Литмир - Электронная Библиотека

— В таком случае, могу ли я видеть Вили?

— Подождите, пожалуйста.

Она вышла через ту же дверь, в которую днем выглядывала девица по имени Мария. Дверь за ней беззвучно затворилась. Я глазел на гонявшихся за нимфами сатиров, пока дверь снова не отворилась, и в комнату вошла Вили. На ней было свободно ниспадавшее платье из натурального шелка цвета глубокой морской лазури. Вили приветствовала меня радушной улыбкой и обняла, крепко прижав к бюсту.

— Ну вот, — проговорила она по-испански. — Вы возвратились еще быстрее, чем я смела на это надеяться. Но если вас привела сюда тяга к Марии, то я полагаю, вы поняли, что некоторые из моих девушек, и Мария в их числе, работают только по вечерам.

— Я пришел к Ампаро, — ответил я. Вили была явно удивлена.

— Неужели? — спросила она. — Es verdad?

— Да, это так.

— Но сегодня днем…

— Ампаро, — с улыбкой подтвердил я. — Я опоздал и не хочу заставлять ее ждать.

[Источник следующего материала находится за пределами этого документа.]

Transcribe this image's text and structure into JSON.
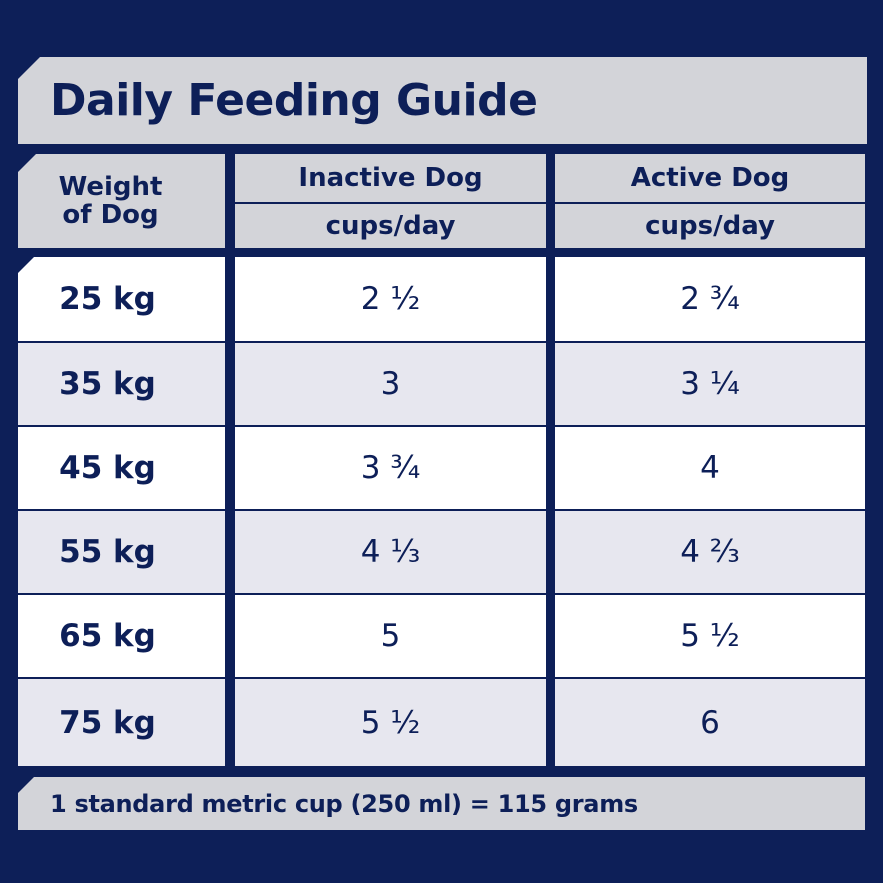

Да-да, конечно. Вверх по лестнице и налево, вторая дверь. Но сегодня днем вы…

— Сегодня днем вы поведали мне о том, как сильно вы ненавидите… Ампаро.

Мы обменялись улыбками. Все было понятно без слов.

Я поднимался по покрытой толстым ковром лестнице с резными перилами. В воздухе витал тонкий аромат духов. Уже на лестнице царил полумрак, а в коридоре, куда я поднялся, было совсем темно. Я повернул налево. Двери в глубоких проемах были едва различимы. Мимо меня с шорохом пронеслась горничная в до хруста накрахмаленном переднике. В слабом свете, проникавшем через окно, расположенное в конце коридора, постельное белье, переброшенное через ее руку, казалось синим. Одна из дверей открылась, послышался тихий смех, и дверь опять закрылась.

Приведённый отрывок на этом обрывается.